I'm currently learning C by working through K&R's The C Programming Language, and have reached the point in the book where command-line arguments are discussed. In the book, the main routine would be written something like this:
int main(int argc, char *argv[])
{
do something
}
From my understanding, at some point the number of arguments passed to the program must be counted and stored in argc
. Also, the arguments themselves must be stored, and pointers to the first characters of each are stored in the array argv
, where argv[0]
is a pointer to the name of the command and argv[argc]
is a null pointer. These steps can't just magically occur, this behaviour must be defined somewhere!
As an example, imagine that I want to store the first character of each argument passed to the program, firstc
, and discard the remainder of that argument (let's pretend that I had a really, really good reason for doing this). I could write main() like so:
int main(char firstc[])
{
do something
}
Clearly, this can already be done quite easily with the default argc
and argv
, and I wouldn't actually do it in practice. I can't even imagine a scenario in which this would actually be necessary, but I'm curious to know if it's possible.

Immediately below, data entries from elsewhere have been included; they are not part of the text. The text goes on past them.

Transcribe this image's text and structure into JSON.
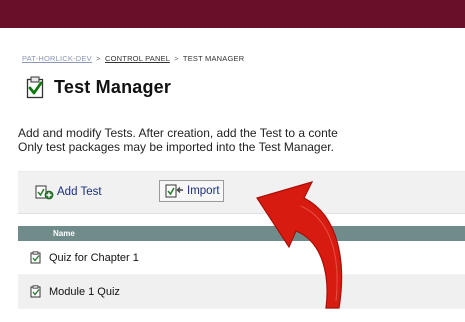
{
  "breadcrumb": {
    "course": "PAT-HORLICK-DEV",
    "control_panel": "CONTROL PANEL",
    "current": "TEST MANAGER",
    "separator": ">"
  },
  "page": {
    "title": "Test Manager",
    "description_line1": "Add and modify Tests. After creation, add the Test to a conte",
    "description_line2": "Only test packages may be imported into the Test Manager."
  },
  "toolbar": {
    "add_label": "Add Test",
    "import_label": "Import"
  },
  "table": {
    "header": "Name",
    "rows": [
      {
        "name": "Quiz for Chapter 1"
      },
      {
        "name": "Module 1 Quiz"
      }
    ]
  },
  "colors": {
    "top_bar": "#6a0f2a",
    "table_header": "#6f8b8a",
    "toolbar_bg": "#f1f1f1",
    "arrow_red": "#d81b10"
  },
  "icons": {
    "title": "checklist-icon",
    "add": "add-test-icon",
    "import": "import-icon",
    "rows": "test-item-icon",
    "annotation": "red-curved-arrow"
  }
}
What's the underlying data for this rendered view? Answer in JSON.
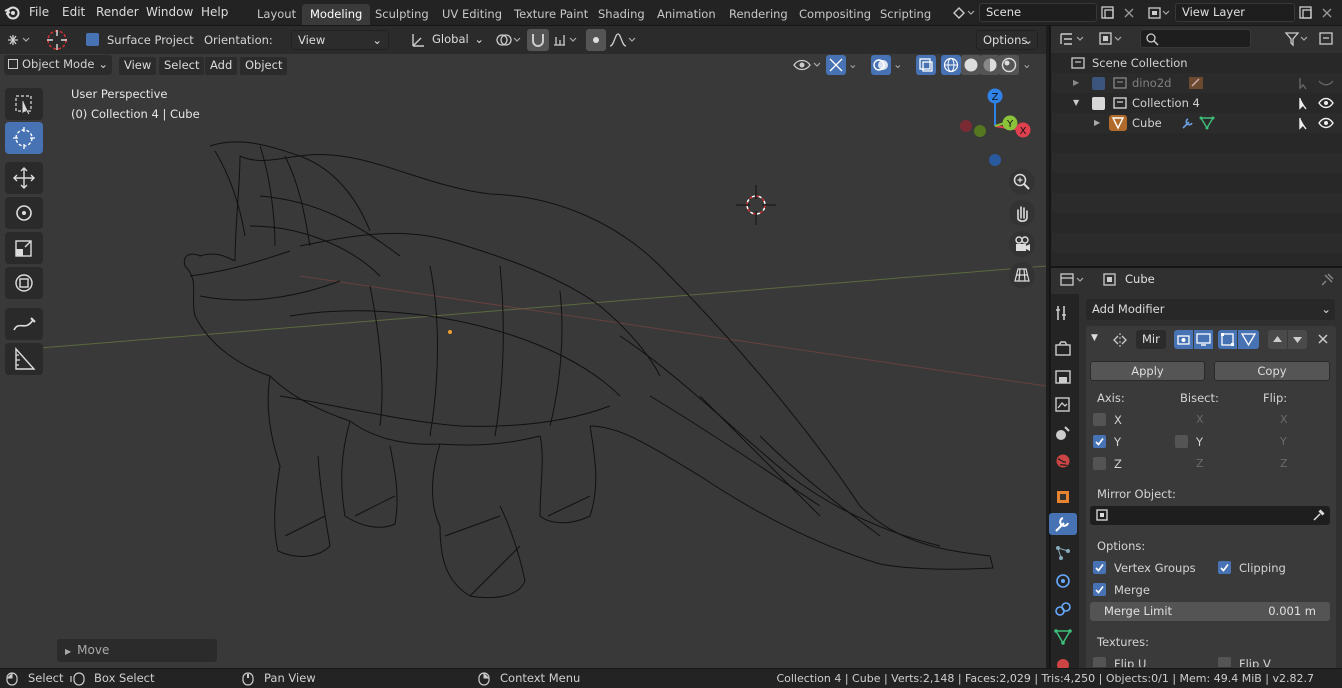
{
  "menu": [
    "File",
    "Edit",
    "Render",
    "Window",
    "Help"
  ],
  "workspaces": [
    "Layout",
    "Modeling",
    "Sculpting",
    "UV Editing",
    "Texture Paint",
    "Shading",
    "Animation",
    "Rendering",
    "Compositing",
    "Scripting"
  ],
  "scene_name": "Scene",
  "view_layer": "View Layer",
  "tool_header": {
    "surface_project": "Surface Project",
    "orientation_label": "Orientation:",
    "orientation_value": "View",
    "transform_orientation": "Global",
    "options": "Options"
  },
  "viewport_header": {
    "mode": "Object Mode",
    "view": "View",
    "select": "Select",
    "add": "Add",
    "object": "Object"
  },
  "viewport": {
    "perspective": "User Perspective",
    "collection_info": "(0) Collection 4 | Cube",
    "operator_panel": "Move",
    "gizmo_axes": {
      "z": "Z",
      "y": "Y",
      "x": "X"
    }
  },
  "outliner": {
    "scene_collection": "Scene Collection",
    "items": [
      {
        "name": "dino2d",
        "expanded": false
      },
      {
        "name": "Collection 4",
        "expanded": true
      },
      {
        "name": "Cube"
      }
    ]
  },
  "properties": {
    "object_name": "Cube",
    "add_modifier": "Add Modifier",
    "modifier_name": "Mir",
    "apply": "Apply",
    "copy": "Copy",
    "axis_label": "Axis:",
    "bisect_label": "Bisect:",
    "flip_label": "Flip:",
    "axes": [
      "X",
      "Y",
      "Z"
    ],
    "axis_checked": [
      false,
      true,
      false
    ],
    "mirror_object_label": "Mirror Object:",
    "options_label": "Options:",
    "vertex_groups": "Vertex Groups",
    "clipping": "Clipping",
    "merge": "Merge",
    "merge_limit_label": "Merge Limit",
    "merge_limit_value": "0.001 m",
    "textures_label": "Textures:",
    "flip_u": "Flip U",
    "flip_v": "Flip V"
  },
  "status_bar": {
    "select": "Select",
    "box_select": "Box Select",
    "pan_view": "Pan View",
    "context_menu": "Context Menu",
    "stats": "Collection 4 | Cube | Verts:2,148 | Faces:2,029 | Tris:4,250 | Objects:0/1 | Mem: 49.4 MiB | v2.82.7"
  },
  "colors": {
    "accent": "#4772b3",
    "viewport_bg": "#393939",
    "x_axis": "#e0414f",
    "y_axis": "#8ac23a",
    "z_axis": "#2f82e8"
  }
}
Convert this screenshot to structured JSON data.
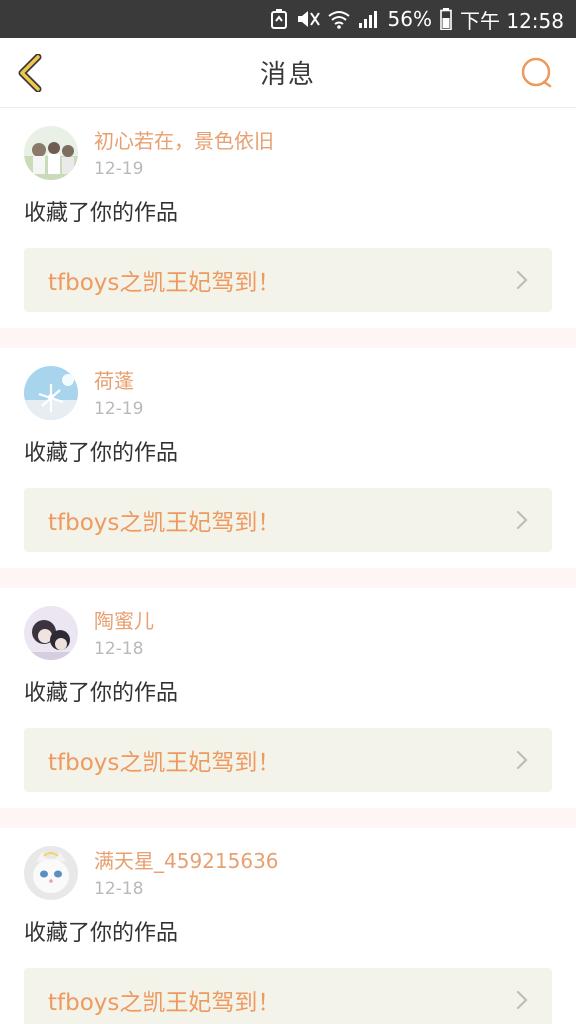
{
  "status_bar": {
    "battery_percent": "56%",
    "time": "下午 12:58",
    "icons": [
      "recycle-icon",
      "mute-icon",
      "wifi-icon",
      "signal-icon",
      "battery-icon"
    ]
  },
  "header": {
    "title": "消息",
    "back_icon": "chevron-left-icon",
    "search_icon": "search-icon"
  },
  "colors": {
    "accent": "#e8a070",
    "work_title": "#ee9a5f",
    "work_bg": "#f3f3ea",
    "separator": "#fdf6f4",
    "back_icon": "#f2c84b"
  },
  "messages": [
    {
      "user": "初心若在，景色依旧",
      "date": "12-19",
      "action": "收藏了你的作品",
      "work_title": "tfboys之凯王妃驾到！"
    },
    {
      "user": "荷蓬",
      "date": "12-19",
      "action": "收藏了你的作品",
      "work_title": "tfboys之凯王妃驾到！"
    },
    {
      "user": "陶蜜儿",
      "date": "12-18",
      "action": "收藏了你的作品",
      "work_title": "tfboys之凯王妃驾到！"
    },
    {
      "user": "满天星_459215636",
      "date": "12-18",
      "action": "收藏了你的作品",
      "work_title": "tfboys之凯王妃驾到！"
    }
  ]
}
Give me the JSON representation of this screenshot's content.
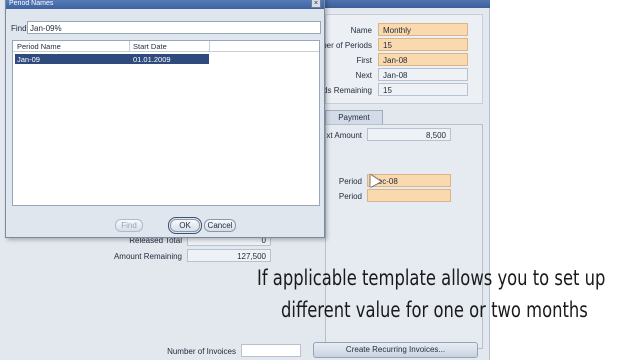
{
  "dialog": {
    "title": "Period Names",
    "close_glyph": "×",
    "find_label": "Find",
    "find_value": "Jan-09%",
    "columns": [
      "Period Name",
      "Start Date"
    ],
    "rows": [
      {
        "period_name": "Jan-09",
        "start_date": "01.01.2009"
      }
    ],
    "buttons": {
      "find": "Find",
      "ok": "OK",
      "cancel": "Cancel"
    }
  },
  "form": {
    "name_label": "Name",
    "name_value": "Monthly",
    "num_periods_label": "ber of Periods",
    "num_periods_value": "15",
    "first_label": "First",
    "first_value": "Jan-08",
    "next_label": "Next",
    "next_value": "Jan-08",
    "remaining_label": "ds Remaining",
    "remaining_value": "15"
  },
  "tabs": {
    "payment": "Payment"
  },
  "payment": {
    "amount_label": "xt Amount",
    "amount_value": "8,500",
    "period1_label": "Period",
    "period1_value": "Dec-08",
    "period2_label": "Period",
    "period2_value": ""
  },
  "summary": {
    "released_total_label": "Released Total",
    "released_total_value": "0",
    "amount_remaining_label": "Amount Remaining",
    "amount_remaining_value": "127,500",
    "num_invoices_label": "Number of Invoices",
    "num_invoices_value": "",
    "create_button": "Create Recurring Invoices..."
  },
  "caption": {
    "line1": "If applicable template allows you to set up",
    "line2": "different value for one or two months"
  },
  "icons": {
    "close": "close-icon",
    "cursor": "mouse-pointer-icon"
  },
  "colors": {
    "required_field": "#fbd9ae",
    "selected_row": "#2f4b7d",
    "title_bar": "#3e62a0"
  }
}
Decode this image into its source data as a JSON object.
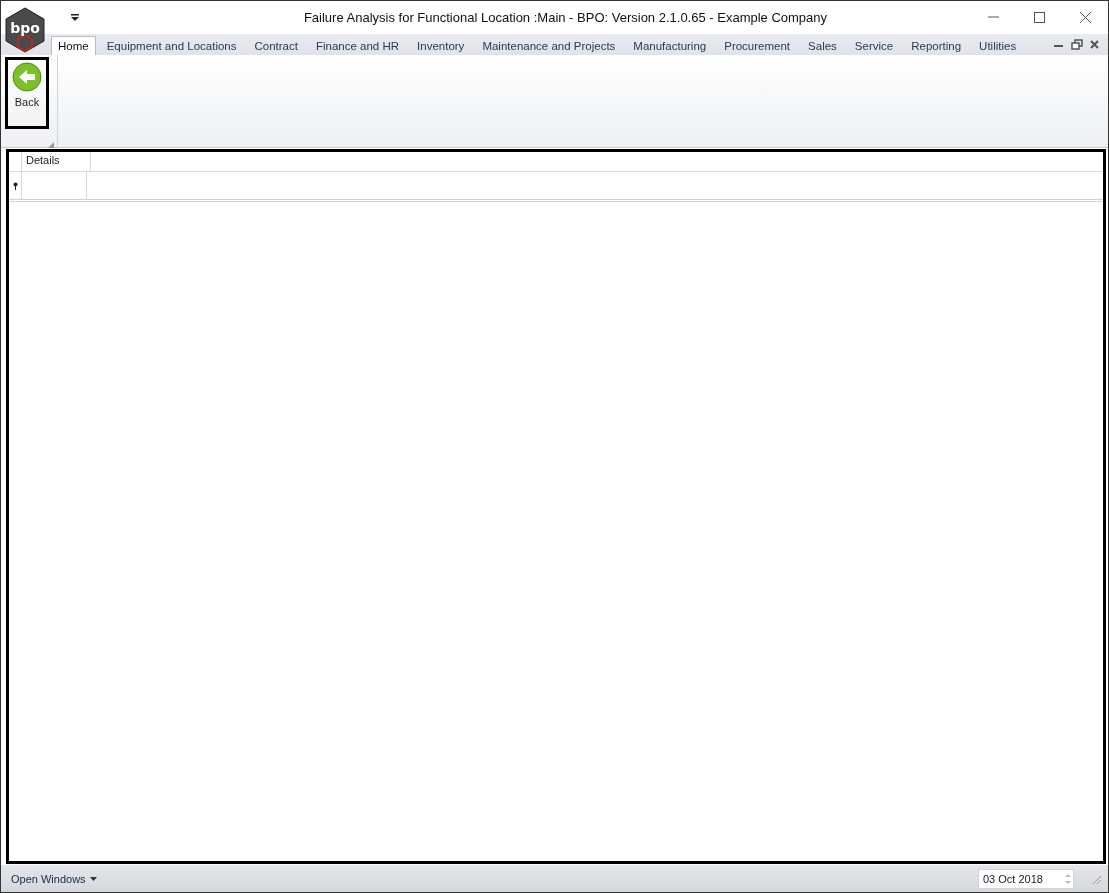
{
  "window": {
    "title": "Failure Analysis for Functional Location :Main - BPO: Version 2.1.0.65 - Example Company",
    "logo_text": "bpo"
  },
  "tabs": [
    {
      "label": "Home",
      "selected": true
    },
    {
      "label": "Equipment and Locations",
      "selected": false
    },
    {
      "label": "Contract",
      "selected": false
    },
    {
      "label": "Finance and HR",
      "selected": false
    },
    {
      "label": "Inventory",
      "selected": false
    },
    {
      "label": "Maintenance and Projects",
      "selected": false
    },
    {
      "label": "Manufacturing",
      "selected": false
    },
    {
      "label": "Procurement",
      "selected": false
    },
    {
      "label": "Sales",
      "selected": false
    },
    {
      "label": "Service",
      "selected": false
    },
    {
      "label": "Reporting",
      "selected": false
    },
    {
      "label": "Utilities",
      "selected": false
    }
  ],
  "ribbon": {
    "buttons": [
      {
        "label": "Back"
      }
    ]
  },
  "grid": {
    "columns": [
      "Details"
    ]
  },
  "status_bar": {
    "open_windows": "Open Windows",
    "date": "03 Oct 2018"
  }
}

So my (entirely theoretical, completely impractical) question is this: is it possible to define my own behaviour for the command line arguments? If it is, how would one go about doing so? If it's relevant, I'm using Ubuntu 16.04 and the GNOME Terminal.
P.S.
I just realized while writing this question that it is entirely possible (perhaps probable) that the C script is completely blind to what's going on outside, and that the terminal emulator is what prepares the command-line arguments for the C program.